Inflamm Intest Dis. 2024 Jul 17;9(1):174-183. doi: 10.1159/000539738. eCollection 2024 Jan-Dec.
With the recent increase in number of drugs for treating inflammatory bowel disease (IBD), it has become important to select treatments acceptable to patients. Endoscopy and biomarkers from blood and stool samples are used to evaluate IBD disease activity. This study aimed to clarify the acceptability of usage of advanced therapy and examination methods in patients through an internet-based survey.
Patients with inflammatory bowel disease were asked via the internet to participate in a survey on the acceptability of nine therapies and three examination methods.
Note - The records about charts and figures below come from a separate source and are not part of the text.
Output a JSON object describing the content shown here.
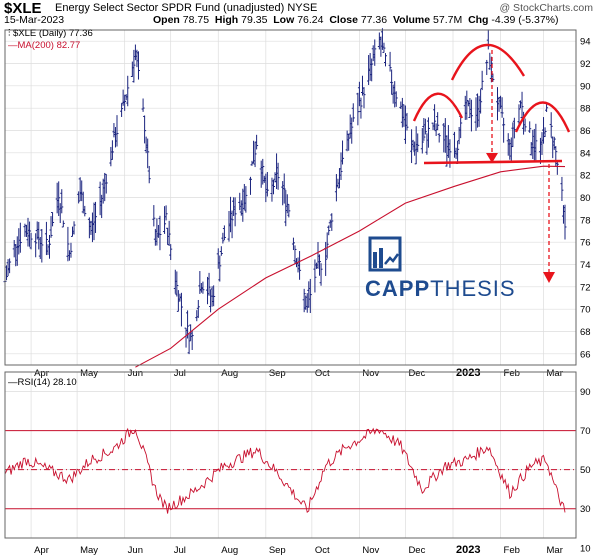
{
  "header": {
    "ticker": "$XLE",
    "fullname": "Energy Select Sector SPDR Fund (unadjusted)",
    "exchange": "NYSE",
    "brand": "@ StockCharts.com",
    "date": "15-Mar-2023",
    "open_label": "Open",
    "open": "78.75",
    "high_label": "High",
    "high": "79.35",
    "low_label": "Low",
    "low": "76.24",
    "close_label": "Close",
    "close": "77.36",
    "volume_label": "Volume",
    "volume": "57.7M",
    "chg_label": "Chg",
    "chg": "-4.39 (-5.37%)"
  },
  "legend": {
    "price": "$XLE (Daily) 77.36",
    "ma": "MA(200) 82.77",
    "rsi": "RSI(14) 28.10"
  },
  "logo": {
    "word1": "CAPP",
    "word2": "THESIS"
  },
  "colors": {
    "bars": "#1a237e",
    "ma": "#c8102e",
    "annot": "#e8141c",
    "grid": "#dddddd",
    "logo": "#1e4b8f"
  },
  "chart_data": [
    {
      "type": "ohlc",
      "title": "$XLE (Daily) 77.36",
      "x_ticks": [
        "Apr",
        "May",
        "Jun",
        "Jul",
        "Aug",
        "Sep",
        "Oct",
        "Nov",
        "Dec",
        "2023",
        "Feb",
        "Mar"
      ],
      "ylim": [
        65,
        95
      ],
      "y_ticks": [
        66,
        68,
        70,
        72,
        74,
        76,
        78,
        80,
        82,
        84,
        86,
        88,
        90,
        92,
        94
      ],
      "grid": true,
      "close_path": [
        [
          "2022-03-15",
          72.5
        ],
        [
          "2022-03-22",
          76.0
        ],
        [
          "2022-03-29",
          77.0
        ],
        [
          "2022-04-05",
          76.5
        ],
        [
          "2022-04-12",
          75.5
        ],
        [
          "2022-04-19",
          80.5
        ],
        [
          "2022-04-26",
          75.0
        ],
        [
          "2022-05-03",
          80.5
        ],
        [
          "2022-05-10",
          77.0
        ],
        [
          "2022-05-17",
          80.0
        ],
        [
          "2022-05-24",
          84.5
        ],
        [
          "2022-05-31",
          88.0
        ],
        [
          "2022-06-08",
          93.0
        ],
        [
          "2022-06-14",
          86.5
        ],
        [
          "2022-06-21",
          76.0
        ],
        [
          "2022-06-28",
          78.0
        ],
        [
          "2022-07-05",
          72.0
        ],
        [
          "2022-07-12",
          68.0
        ],
        [
          "2022-07-15",
          67.5
        ],
        [
          "2022-07-21",
          72.5
        ],
        [
          "2022-07-28",
          71.0
        ],
        [
          "2022-08-05",
          76.5
        ],
        [
          "2022-08-12",
          79.0
        ],
        [
          "2022-08-19",
          80.0
        ],
        [
          "2022-08-26",
          85.0
        ],
        [
          "2022-09-02",
          80.0
        ],
        [
          "2022-09-09",
          82.0
        ],
        [
          "2022-09-16",
          79.0
        ],
        [
          "2022-09-23",
          73.0
        ],
        [
          "2022-09-28",
          70.0
        ],
        [
          "2022-10-03",
          73.0
        ],
        [
          "2022-10-10",
          75.0
        ],
        [
          "2022-10-17",
          81.0
        ],
        [
          "2022-10-24",
          85.0
        ],
        [
          "2022-10-31",
          88.0
        ],
        [
          "2022-11-07",
          91.0
        ],
        [
          "2022-11-14",
          94.0
        ],
        [
          "2022-11-21",
          91.0
        ],
        [
          "2022-11-28",
          88.0
        ],
        [
          "2022-12-05",
          84.5
        ],
        [
          "2022-12-12",
          85.0
        ],
        [
          "2022-12-19",
          86.5
        ],
        [
          "2022-12-27",
          85.0
        ],
        [
          "2023-01-03",
          84.5
        ],
        [
          "2023-01-10",
          88.0
        ],
        [
          "2023-01-17",
          87.5
        ],
        [
          "2023-01-24",
          93.0
        ],
        [
          "2023-01-31",
          88.0
        ],
        [
          "2023-02-07",
          84.5
        ],
        [
          "2023-02-14",
          88.5
        ],
        [
          "2023-02-21",
          85.0
        ],
        [
          "2023-02-28",
          84.5
        ],
        [
          "2023-03-03",
          87.5
        ],
        [
          "2023-03-08",
          85.0
        ],
        [
          "2023-03-10",
          83.0
        ],
        [
          "2023-03-13",
          80.0
        ],
        [
          "2023-03-15",
          77.36
        ]
      ],
      "ma200": {
        "name": "MA(200) 82.77",
        "points": [
          [
            "2022-06-08",
            64.8
          ],
          [
            "2022-07-01",
            66.5
          ],
          [
            "2022-08-01",
            70.0
          ],
          [
            "2022-09-01",
            72.8
          ],
          [
            "2022-10-01",
            74.8
          ],
          [
            "2022-11-01",
            77.0
          ],
          [
            "2022-12-01",
            79.5
          ],
          [
            "2023-01-02",
            81.0
          ],
          [
            "2023-02-01",
            82.3
          ],
          [
            "2023-03-01",
            82.8
          ],
          [
            "2023-03-15",
            82.77
          ]
        ]
      },
      "last_bar": {
        "open": 78.75,
        "high": 79.35,
        "low": 76.24,
        "close": 77.36
      }
    },
    {
      "type": "line",
      "title": "RSI(14) 28.10",
      "ylim": [
        15,
        100
      ],
      "y_ticks": [
        10,
        30,
        50,
        70,
        90
      ],
      "hlines": [
        30,
        50,
        70
      ],
      "points": [
        [
          "2022-03-15",
          48
        ],
        [
          "2022-03-29",
          55
        ],
        [
          "2022-04-12",
          50
        ],
        [
          "2022-04-26",
          45
        ],
        [
          "2022-05-10",
          55
        ],
        [
          "2022-05-24",
          60
        ],
        [
          "2022-06-08",
          72
        ],
        [
          "2022-06-21",
          40
        ],
        [
          "2022-06-28",
          30
        ],
        [
          "2022-07-15",
          38
        ],
        [
          "2022-08-05",
          52
        ],
        [
          "2022-08-26",
          60
        ],
        [
          "2022-09-09",
          48
        ],
        [
          "2022-09-28",
          29
        ],
        [
          "2022-10-10",
          52
        ],
        [
          "2022-10-24",
          62
        ],
        [
          "2022-11-07",
          68
        ],
        [
          "2022-11-14",
          71
        ],
        [
          "2022-11-28",
          62
        ],
        [
          "2022-12-12",
          40
        ],
        [
          "2022-12-27",
          52
        ],
        [
          "2023-01-10",
          55
        ],
        [
          "2023-01-24",
          62
        ],
        [
          "2023-02-07",
          38
        ],
        [
          "2023-02-21",
          52
        ],
        [
          "2023-03-03",
          55
        ],
        [
          "2023-03-08",
          42
        ],
        [
          "2023-03-15",
          28.1
        ]
      ]
    }
  ]
}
The respondents rated acceptability on a scale of 1-10 and specified the most preferred option.
Responses were obtained from 388 patients with ulcerative colitis and 82 with Crohn's disease; 14.5% and 11.5% of the patients underwent intravenous infusions and subcutaneous injections, respectively. Once-daily oral administration had the highest acceptability score, which was significantly different from other administration usages ( < 0.0001), regardless of prior treatment history. Oral administration was preferred by 88.9% of patients. The ranking of examination methods from most to least acceptable was blood tests > endoscopy > stool tests, with significant differences among all groups ( < 0.0001). Blood testing (76%) and stool testing (4.5%) were the most and least preferred methods, respectively.
The most acceptable usage of advanced therapy in patients with inflammatory bowel disease was once-daily oral administration. Treatments that are effective, safe, and acceptable to patients should be selected, and examination methods acceptable to patients should be used.
随着近期治疗炎症性肠病(IBD)药物数量的增加,选择患者可接受的治疗方法变得至关重要。内镜检查以及血液和粪便样本中的生物标志物被用于评估IBD疾病活动度。本研究旨在通过一项基于互联网的调查,阐明患者对先进治疗方法和检查手段使用的可接受性。
通过互联网邀请炎症性肠病患者参与一项关于九种治疗方法和三种检查手段可接受性的调查。受访者以1至10分的尺度对可接受性进行评分,并指明最偏好的选项。
共获得388例溃疡性结肠炎患者和82例克罗恩病患者的回复;分别有14.5%和11.5%的患者接受过静脉输注和皮下注射。每日一次口服给药的可接受性评分最高,与其他给药方式相比有显著差异(<0.0001),无论既往治疗史如何。88.9%的患者偏好口服给药。检查手段的可接受性排名从高到低依次为血液检测>内镜检查>粪便检测,所有组之间均有显著差异(<0.0001)。血液检测(76%)和粪便检测(4.5%)分别是最偏好和最不偏好的方法。
炎症性肠病患者对先进治疗方法最可接受的使用方式是每日一次口服给药。应选择对患者有效、安全且可接受的治疗方法,并使用患者可接受的检查手段。